Cuba amplió el pago de pensiones a jubilados mediante negocios privados. Conoce cómo funciona el nuevo sistema piloto, dónde comenzó y qué beneficios ofrece.
Los jubilados en Cuba cuentan con una nueva alternativa para cobrar sus pensiones sin tener que acudir obligatoriamente a las sucursales bancarias.
En el municipio de Manzanillo, provincia de Granma, comenzó una prueba piloto que permite a los adultos mayores recibir su dinero en establecimientos privados contratados por el sistema bancario.
La iniciativa, impulsada por el Banco Popular de Ahorro (BPA) en coordinación con el Banco Central de Cuba (BCC) y actores económicos no estatales, busca reducir las largas colas en los bancos y facilitar el acceso al efectivo a uno de los sectores más vulnerables de la población.
Así funciona el nuevo sistema de pago a jubilados
Desde el pasado 16 de julio, algunos negocios privados de Manzanillo comenzaron a funcionar como centros de pago de pensiones.
Uno de los primeros beneficiarios fue Juan Celedonio Cedeño López, jubilado del Ministerio del Interior, quien aseguró que el nuevo mecanismo representa una mejora significativa respecto al proceso tradicional.
Según explicó, ahora los pensionados cuentan con una fecha específica para cobrar y encuentran menos personas esperando, lo que reduce considerablemente el tiempo de espera.
Además, el servicio se presta generalmente en horario de la tarde, cuando el establecimiento ya dispone del efectivo suficiente para realizar los pagos.
El banco acredita el dinero y el negocio entrega el efectivo
El gerente comercial de la sucursal 7552 del Banco Popular de Ahorro, Ernesto Ramos, explicó que el procedimiento utiliza una nominilla con los datos de cada pensionado.
El banco acredita digitalmente el importe correspondiente en la cuenta del establecimiento participante y posteriormente el comercio entrega el efectivo al jubilado.
De esta forma los jubilados cobran en lugares más cercanos y con menos aglomeraciones, los negocios recuperan inmediatamente el dinero entregado y las sucursales bancarias reducen la cantidad de personas que atienden diariamente.
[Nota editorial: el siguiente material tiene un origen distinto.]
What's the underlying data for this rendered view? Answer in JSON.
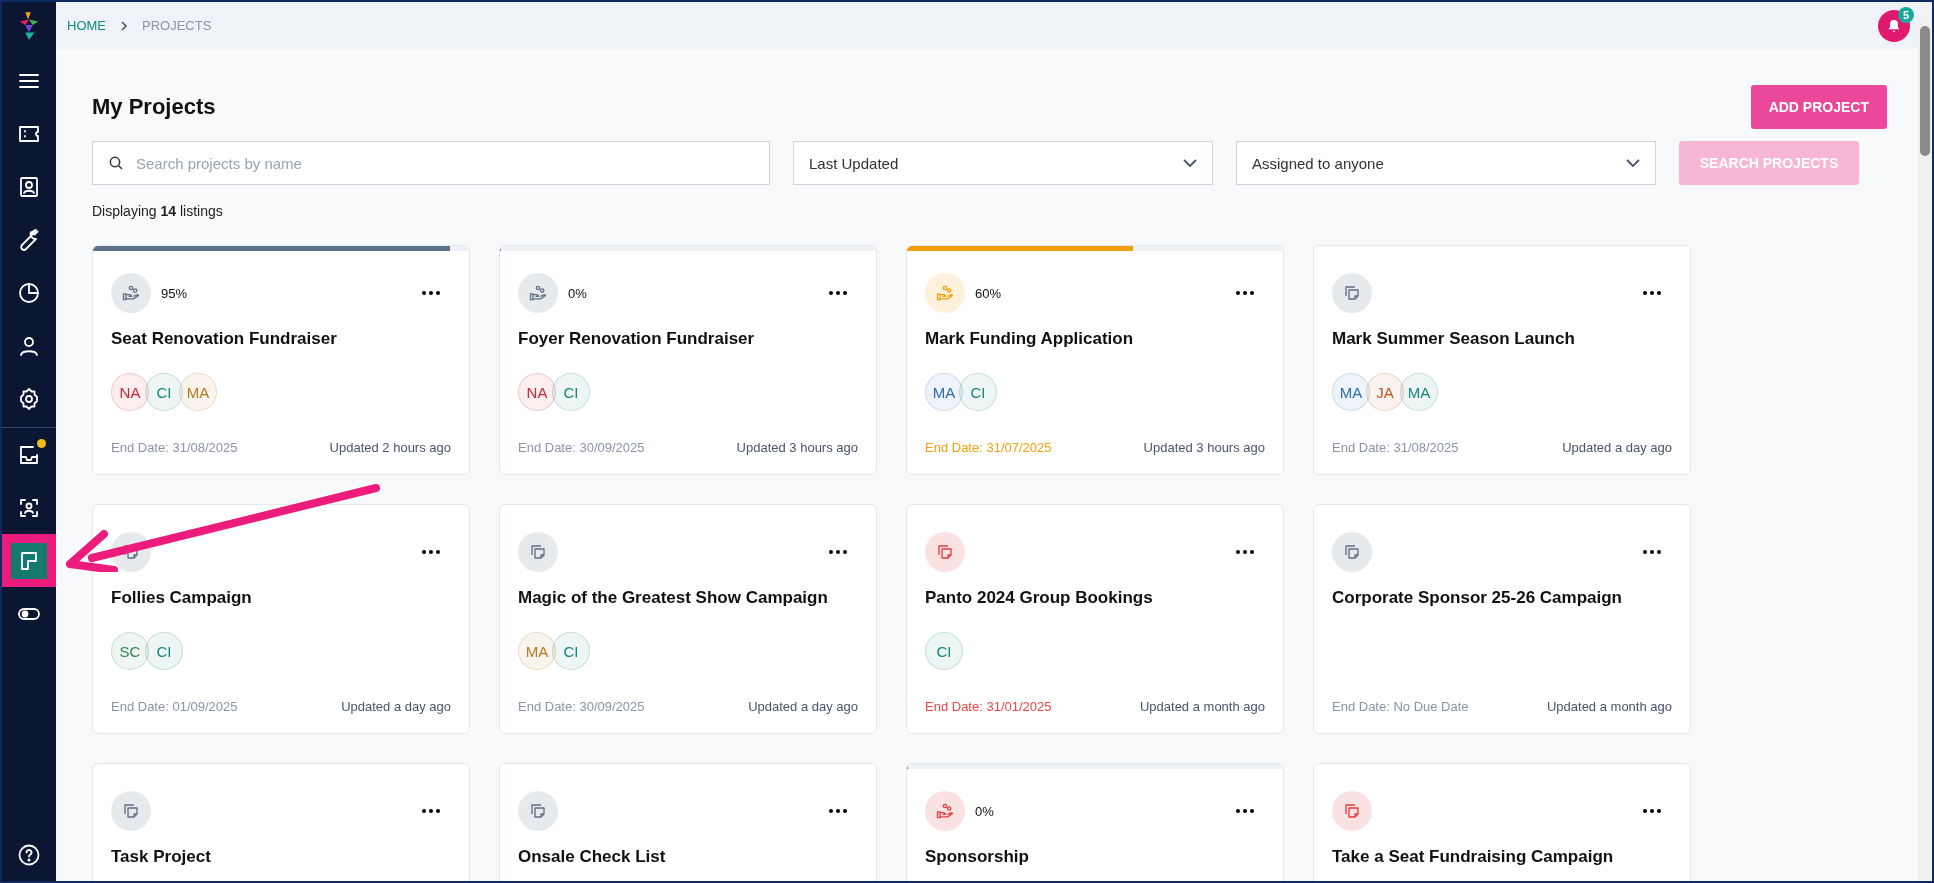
{
  "sidebar": {
    "primary_items": [
      {
        "kind": "menu",
        "selected": false,
        "notification": false,
        "highlighted": false
      },
      {
        "kind": "ticket",
        "selected": false,
        "notification": false,
        "highlighted": false
      },
      {
        "kind": "contact",
        "selected": false,
        "notification": false,
        "highlighted": false
      },
      {
        "kind": "wrench",
        "selected": false,
        "notification": false,
        "highlighted": false
      },
      {
        "kind": "chart",
        "selected": false,
        "notification": false,
        "highlighted": false
      },
      {
        "kind": "person",
        "selected": false,
        "notification": false,
        "highlighted": false
      },
      {
        "kind": "settings",
        "selected": false,
        "notification": false,
        "highlighted": false
      }
    ],
    "secondary_items": [
      {
        "kind": "inbox",
        "selected": false,
        "notification": true,
        "highlighted": false
      },
      {
        "kind": "scan",
        "selected": false,
        "notification": false,
        "highlighted": false
      },
      {
        "kind": "board",
        "selected": true,
        "notification": false,
        "highlighted": true
      },
      {
        "kind": "toggle",
        "selected": false,
        "notification": false,
        "highlighted": false
      }
    ],
    "footer_item": {
      "selected": false
    }
  },
  "breadcrumb": [
    {
      "label": "HOME",
      "selected": false
    },
    {
      "label": "PROJECTS",
      "selected": true
    }
  ],
  "notifications": {
    "count": "5"
  },
  "page_title": "My Projects",
  "add_button": "ADD PROJECT",
  "filters": {
    "search": {
      "placeholder": "Search projects by name"
    },
    "sort": {
      "value": "Last Updated"
    },
    "assignee": {
      "value": "Assigned to anyone"
    },
    "search_button": {
      "label": "SEARCH PROJECTS",
      "disabled": true
    }
  },
  "listing_summary": "Displaying **14** listings",
  "projects": [
    {
      "kind": "funding",
      "color": "#5f6f85",
      "percent": "95%",
      "level": 0.95,
      "title": "Seat Renovation Fundraiser",
      "assignees": [
        {
          "initials": "NA",
          "color": "#c62838"
        },
        {
          "initials": "CI",
          "color": "#14857a"
        },
        {
          "initials": "MA",
          "color": "#b7791f"
        }
      ],
      "end_date": "End Date: 31/08/2025",
      "due_soon": false,
      "overdue": false,
      "updated": "Updated 2 hours ago"
    },
    {
      "kind": "funding",
      "color": "#5f6f85",
      "percent": "0%",
      "level": 0,
      "title": "Foyer Renovation Fundraiser",
      "assignees": [
        {
          "initials": "NA",
          "color": "#c62838"
        },
        {
          "initials": "CI",
          "color": "#14857a"
        }
      ],
      "end_date": "End Date: 30/09/2025",
      "due_soon": false,
      "overdue": false,
      "updated": "Updated 3 hours ago"
    },
    {
      "kind": "funding",
      "color": "#f59e0b",
      "percent": "60%",
      "level": 0.6,
      "title": "Mark Funding Application",
      "assignees": [
        {
          "initials": "MA",
          "color": "#2b6cb0"
        },
        {
          "initials": "CI",
          "color": "#14857a"
        }
      ],
      "end_date": "End Date: 31/07/2025",
      "due_soon": true,
      "overdue": false,
      "updated": "Updated 3 hours ago"
    },
    {
      "kind": "task",
      "color": "#5f6f85",
      "title": "Mark Summer Season Launch",
      "assignees": [
        {
          "initials": "MA",
          "color": "#2b6cb0"
        },
        {
          "initials": "JA",
          "color": "#c05621"
        },
        {
          "initials": "MA",
          "color": "#14857a"
        }
      ],
      "end_date": "End Date: 31/08/2025",
      "due_soon": false,
      "overdue": false,
      "updated": "Updated a day ago"
    },
    {
      "kind": "task",
      "color": "#5f6f85",
      "title": "Follies Campaign",
      "assignees": [
        {
          "initials": "SC",
          "color": "#2f855a"
        },
        {
          "initials": "CI",
          "color": "#14857a"
        }
      ],
      "end_date": "End Date: 01/09/2025",
      "due_soon": false,
      "overdue": false,
      "updated": "Updated a day ago"
    },
    {
      "kind": "task",
      "color": "#5f6f85",
      "title": "Magic of the Greatest Show Campaign",
      "assignees": [
        {
          "initials": "MA",
          "color": "#b7791f"
        },
        {
          "initials": "CI",
          "color": "#14857a"
        }
      ],
      "end_date": "End Date: 30/09/2025",
      "due_soon": false,
      "overdue": false,
      "updated": "Updated a day ago"
    },
    {
      "kind": "task",
      "color": "#e53e3e",
      "title": "Panto 2024 Group Bookings",
      "assignees": [
        {
          "initials": "CI",
          "color": "#14857a"
        }
      ],
      "end_date": "End Date: 31/01/2025",
      "due_soon": false,
      "overdue": true,
      "updated": "Updated a month ago"
    },
    {
      "kind": "task",
      "color": "#5f6f85",
      "title": "Corporate Sponsor 25-26 Campaign",
      "end_date": "End Date: No Due Date",
      "due_soon": false,
      "overdue": false,
      "updated": "Updated a month ago"
    },
    {
      "kind": "task",
      "color": "#5f6f85",
      "title": "Task Project"
    },
    {
      "kind": "task",
      "color": "#5f6f85",
      "title": "Onsale Check List"
    },
    {
      "kind": "funding",
      "color": "#e53e3e",
      "percent": "0%",
      "level": 0,
      "title": "Sponsorship"
    },
    {
      "kind": "task",
      "color": "#e53e3e",
      "title": "Take a Seat Fundraising Campaign"
    }
  ]
}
Los negocios privados reciben una comisión
Como parte del programa de caja extra, los actores económicos que participan reciben una compensación económica por prestar este servicio.
La comisión establecida es de 1 peso por cada transacción realizada y 0,25 % del importe pagado al pensionado.
Esta medida forma parte de las transformaciones anunciadas recientemente por el Banco Central de Cuba para modernizar el sistema nacional de pagos y mejorar el acceso al efectivo.
Manzanillo se convierte así en uno de los primeros municipios del país en implementar este modelo, junto con los municipios habaneros de Playa, Plaza de la Revolución y Habana Vieja.
Las autoridades consideran que la colaboración entre bancos y actores económicos privados puede ayudar a aliviar la falta de efectivo y agilizar el cobro de prestaciones sociales.
Trabajadores de los establecimientos participantes destacan que el objetivo principal es ofrecer un servicio más cómodo y humano a los jubilados, evitando que personas de avanzada edad permanezcan largas horas haciendo filas para recibir su pensión.
Si la experiencia ofrece buenos resultados, el modelo podría extenderse a otros municipios y provincias del país como parte de las medidas para descentralizar el pago de jubilaciones y descongestionar las sucursales bancarias cubanas.